My first priority was to put in place an office that is responsive to the needs of everyone, with a special focus on the needs of our veterans.  We cannot solve every problem.  No Congressional office can, but we give it our best effort.  In just this past year, we have assisted more than 50,000 individuals with their casework needs and other issues – including Veterans and Social Security benefits, last minute passports, etc.  Second, I secured a seat on the Transportation & Infrastructure Committee to help address the needs of our beaches, waterways and overall transportation infrastructure.  Additionally, I landed a seat on the Agriculture Committee, which I sought because the industry is our number one economic driver.  Third, I worked to break our military out of the devastating sequester cuts which have significantly harmed our military readiness, particularly our operations at Fort Bragg and Camp Lejeune.  

In all of these areas, success has been achieved, and on the national level there have been major wins that have largely gone unreported.  Before I share some of the legislative successes from last year, it’s instructive to understand the legislative process.  

When the Democrat Party occupies the White House and the Republican Party has a majority in Congress, we have a divided government.  It’s further divided because the President has the upper hand due to the power of the veto – even on spending bills.  Though Republicans have 247 members of the House – the most since 1928 – this majority is short of the 290 votes needed to override a veto.  

Though Republicans have a majority of the vote with 54 members in the Senate, 6 Democrats must vote with us to reach the magical number of 60 votes, even to bring legislation to the floor.  And, in order to override a veto of any bill that the House and Senate have sent to the President’s desk, 67 votes are required.  That’s a very tall order in a day and time when our country is very polarized politically.

In spite of these obstacles, Congress has achieved important wins for the benefit of our country this past year.  For the first time in 20 years, Congress was able to provide stability and certainty for our doctors and hospitals treating Medicare patients.  This instability was one of several reasons many doctors have been turning away new Medicare patients.   

For the first time in 5 years, Congress passed a Budget Resolution enabling us to put forward a Budget Reconciliation Bill, which is the only legislative vehicle that allows the U.S. Senate to bypass its 60 vote rule.  This Budget Reconciliation Bill included a repeal of major elements of Obamacare and the repeal the hundreds of millions in both discretionary and mandatory spending for Planned Parenthood.  This measure will likely be vetoed by the President, but it serves as a great purpose by showing a distinction on the issues.
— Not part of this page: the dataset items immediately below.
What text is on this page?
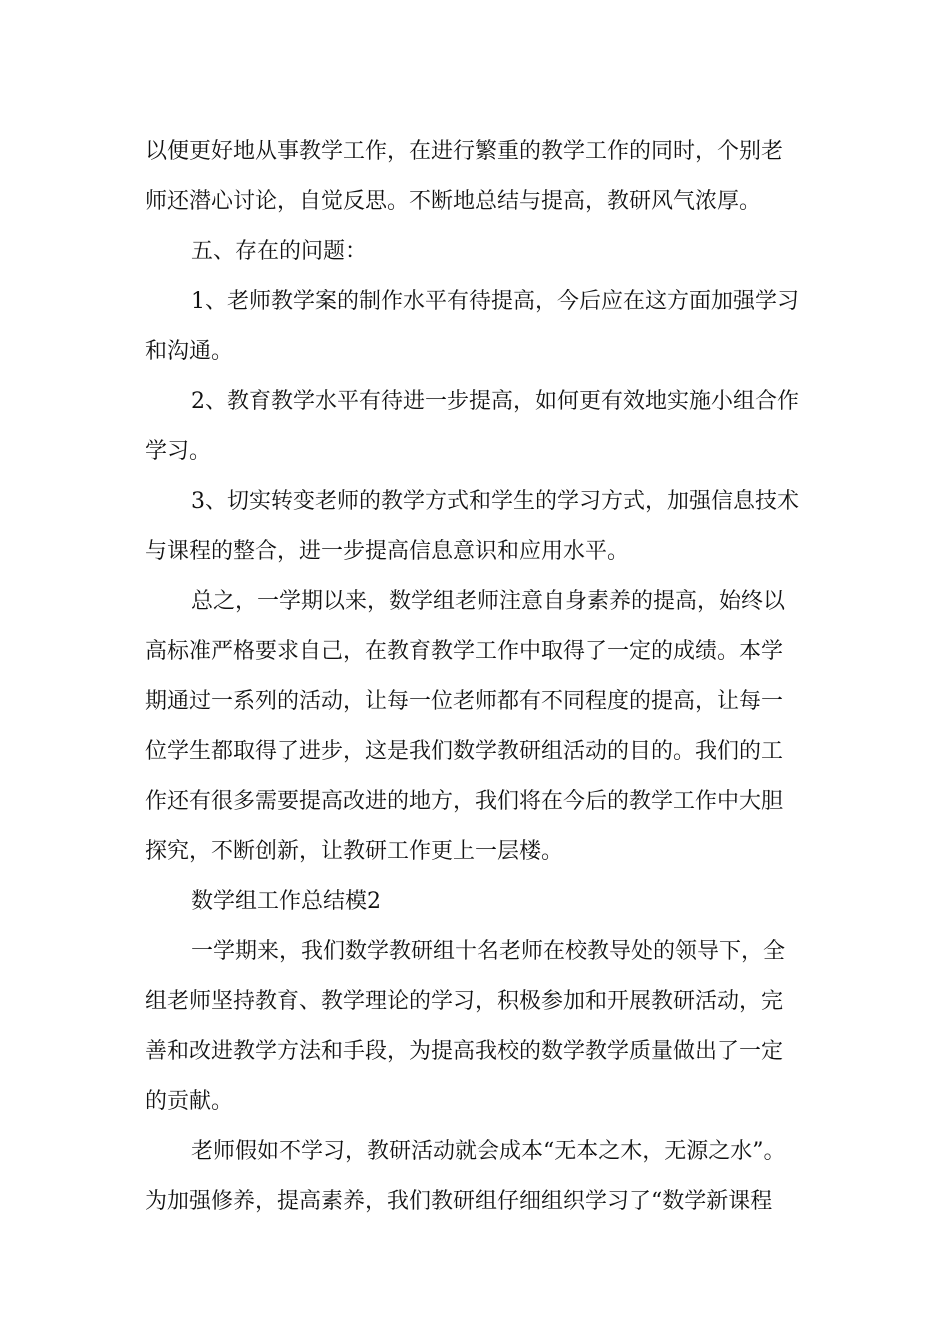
以便更好地从事教学工作，在进行繁重的教学工作的同时，个别老

师还潜心讨论，自觉反思。不断地总结与提高，教研风气浓厚。

五、存在的问题：

1、老师教学案的制作水平有待提高，今后应在这方面加强学习

和沟通。

2、教育教学水平有待进一步提高，如何更有效地实施小组合作

学习。

3、切实转变老师的教学方式和学生的学习方式，加强信息技术

与课程的整合，进一步提高信息意识和应用水平。

总之，一学期以来，数学组老师注意自身素养的提高，始终以

高标准严格要求自己，在教育教学工作中取得了一定的成绩。本学

期通过一系列的活动，让每一位老师都有不同程度的提高，让每一

位学生都取得了进步，这是我们数学教研组活动的目的。我们的工

作还有很多需要提高改进的地方，我们将在今后的教学工作中大胆

探究，不断创新，让教研工作更上一层楼。

数学组工作总结模2

一学期来，我们数学教研组十名老师在校教导处的领导下，全

组老师坚持教育、教学理论的学习，积极参加和开展教研活动，完

善和改进教学方法和手段，为提高我校的数学教学质量做出了一定

的贡献。

老师假如不学习，教研活动就会成本“无本之木，无源之水”。

为加强修养，提高素养，我们教研组仔细组织学习了“数学新课程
For the first time in 17 years, Congress passed a fully-funded 5-year highway bill providing state and local transportation leaders and industry the certainty and increased funding necessary to improve our roads, bridges and overall transportation needs in Southeastern North Carolina while also helping to enhance the Port of Wilmington.  

On the tax front, Congress made significant headway on tax reform in December by making permanent a number of tax deductions, such as the section 179 deduction, which are incredibly important to our farm families and small businesses.
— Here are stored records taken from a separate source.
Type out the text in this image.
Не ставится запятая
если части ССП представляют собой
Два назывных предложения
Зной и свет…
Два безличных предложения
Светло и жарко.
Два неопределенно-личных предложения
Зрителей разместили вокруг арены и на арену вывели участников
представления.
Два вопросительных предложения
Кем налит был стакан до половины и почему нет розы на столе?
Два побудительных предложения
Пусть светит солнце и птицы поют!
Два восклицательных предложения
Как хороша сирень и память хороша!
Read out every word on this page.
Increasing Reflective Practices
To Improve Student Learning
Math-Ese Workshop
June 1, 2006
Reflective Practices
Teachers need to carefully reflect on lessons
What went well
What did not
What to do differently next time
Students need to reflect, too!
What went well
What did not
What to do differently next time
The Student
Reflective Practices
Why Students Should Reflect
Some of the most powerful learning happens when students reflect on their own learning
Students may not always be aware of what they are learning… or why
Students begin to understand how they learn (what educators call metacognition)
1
In December, new law was enacted providing a major boost in funding for our military and care of our veterans.  We face the gravest threats we’ve had in the past 50 years, and it is imperative that we provide our men and women in uniform with the funding they need.  

That’s also why it was so important to enact law to close the major loop-holes in our visa waiver program which provided a direct route for terrorists to enter our country, no questions asked, as long as they held a passport from any one of the 38 countries participating in that program.  In addition, Congress lifted the ban on crude oil exports which will help us regain influence in the Middle East and enable us to be a long-term, dominant player in the oil markets.  
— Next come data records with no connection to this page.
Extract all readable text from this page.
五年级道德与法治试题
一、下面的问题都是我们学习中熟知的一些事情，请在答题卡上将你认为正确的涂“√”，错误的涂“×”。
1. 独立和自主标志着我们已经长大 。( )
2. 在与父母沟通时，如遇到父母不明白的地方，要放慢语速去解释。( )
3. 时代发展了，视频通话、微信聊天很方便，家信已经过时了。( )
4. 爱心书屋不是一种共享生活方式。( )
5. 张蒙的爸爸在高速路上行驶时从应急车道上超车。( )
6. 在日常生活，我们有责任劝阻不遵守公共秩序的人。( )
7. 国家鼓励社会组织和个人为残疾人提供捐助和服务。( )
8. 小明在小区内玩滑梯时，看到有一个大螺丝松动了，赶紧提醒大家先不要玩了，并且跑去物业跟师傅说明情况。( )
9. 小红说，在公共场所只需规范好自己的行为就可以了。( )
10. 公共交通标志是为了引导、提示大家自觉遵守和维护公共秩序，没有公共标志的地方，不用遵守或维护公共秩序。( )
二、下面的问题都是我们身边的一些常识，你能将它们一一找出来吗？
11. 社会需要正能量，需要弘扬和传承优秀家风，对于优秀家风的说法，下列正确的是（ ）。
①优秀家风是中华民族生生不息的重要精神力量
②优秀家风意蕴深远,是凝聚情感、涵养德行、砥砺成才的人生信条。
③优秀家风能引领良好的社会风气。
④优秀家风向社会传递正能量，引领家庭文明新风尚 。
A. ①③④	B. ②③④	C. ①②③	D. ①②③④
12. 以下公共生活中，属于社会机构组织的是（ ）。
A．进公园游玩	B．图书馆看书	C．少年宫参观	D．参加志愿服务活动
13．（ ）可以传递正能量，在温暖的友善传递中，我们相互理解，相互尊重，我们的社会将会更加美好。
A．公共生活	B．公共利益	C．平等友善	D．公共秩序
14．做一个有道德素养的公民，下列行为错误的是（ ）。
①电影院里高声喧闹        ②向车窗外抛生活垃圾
Though there is obviously much more that must be done, I am proud of the hard work of my office and the successes that have been accomplished for our district and the country – especially in a very difficult political and governing environment.   

Progress of any degree is difficult in a divided government, and the November elections will determine if our government becomes even more divided or more unified.  In the meantime, I will continue to push for a smaller government, continue to work to address the unique needs of this district, and promote policies that will help make America prosperous at home and strong abroad.